特定研究 (第四期:2016〜2019年度)
「大災害に対する経済の耐性と活力の維持に関する実証研究」プロジェクト

本研究では、国内の自然災害に対する日本企業の保険加入率が低く留まっている原因を探ることを目的として、企業に対して独自のアンケート調査を行い、そのデータを元に災害リスク認知・保険加入・リスクファイナンス方法決定要因に関する分析を行った。より具体的には、経済産業研究所(RIETI)が2015年に実施した、「企業向け災害保険に対する需要決定要因に関する調査」と呼ばれる災害へのリスクファイナンスに関する大規模な調査のデータを用いた。

「データについて」

この調査は全ての上場企業を含む総資産額上位1万社の日本企業を対象とし、そのリスト全体について、各都道府県をグループとした層化無作為抽出法を適用して調査対象企業を決定した。調査対象企業の選択に当たっては、東京や大阪といった規模の大きい都道府県にはより小さな重みづけを行い、1717社に対して実際の調査を実施したが、このうち44.78%が零細・中小企業、55.22%が中堅・大企業であった。

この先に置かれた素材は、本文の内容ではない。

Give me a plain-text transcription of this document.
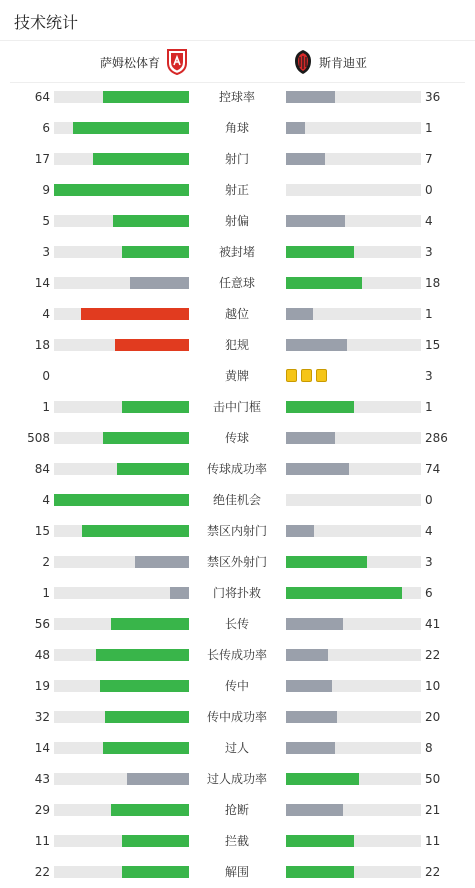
技术统计
萨姆松体育	斯肯迪亚
64	控球率	36
6	角球	1
17	射门	7
9	射正	0
5	射偏	4
3	被封堵	3
14	任意球	18
4	越位	1
18	犯规	15
0	黄牌	3
1	击中门框	1
508	传球	286
84	传球成功率	74
4	绝佳机会	0
15	禁区内射门	4
2	禁区外射门	3
1	门将扑救	6
56	长传	41
48	长传成功率	22
19	传中	10
32	传中成功率	20
14	过人	8
43	过人成功率	50
29	抢断	21
11	拦截	11
22	解围	22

次に、これらの独自調査データと帝国データバンクCOSMOS1から取得した企業データベースとをマッチさせた。この帝国データバンクCOSMOS1は企業信用調査から正確かつ信頼できる企業情報を集めたデータベースであり、日本におけるこの種類の調査の中でも最も広範にわたる項目をカバーしているデータである。特に、このデータベースは貸借対照表、損益計算書、株主資本等変動計算書、キャッシュフロー計算書などの詳細な財務状況と、本社所在地や業種、従業員数等の企業情報を含んでいる。そのため、企業の特性がどのように潜在的な自然災害の特定、BCP(事業継続企画)やBCM(事業継続マネジメント)の策定、災害保険への加入、リスクファイナンス方法の決定に結びついているかを探るためにはもっとも適したデータベースであると考えられる。

「データの特徴」

本調査により収集されたデータによると災害保険への加入率はそれぞれ、中堅・大企業は59.5%、零細・中小企業は47.0%であった。記述統計によれば、大半の企業が潜在的に重篤な被害を与えうる災害を事前に特定化しているものの、具体的な被害額の規模についての想定には改善の余地があること、災害リスク管理に関する経営層のコミットメントと具体的なBCP・BCMについては、約半数の企業のみで定められているに過ぎないこと、災害保険は加入率が比較的制約されている一方、保険加入の場合でもそのカバレッジが財産保険に偏重していることがわかった。

想定されているリスクファイナンス行動については、企業規模に関わらず、「自己資本(自己金融)」と「銀行融資」の組み合わせ、あるいは「災害保険」と「自己資本」の組み合わせが、自然災害による損失とかかるキャッシュフロー不足に対処するための方法として最も多い。これは災害による潜在的な損失に対する自己資金の役割を「過信」する傾向を示唆していると考えられる。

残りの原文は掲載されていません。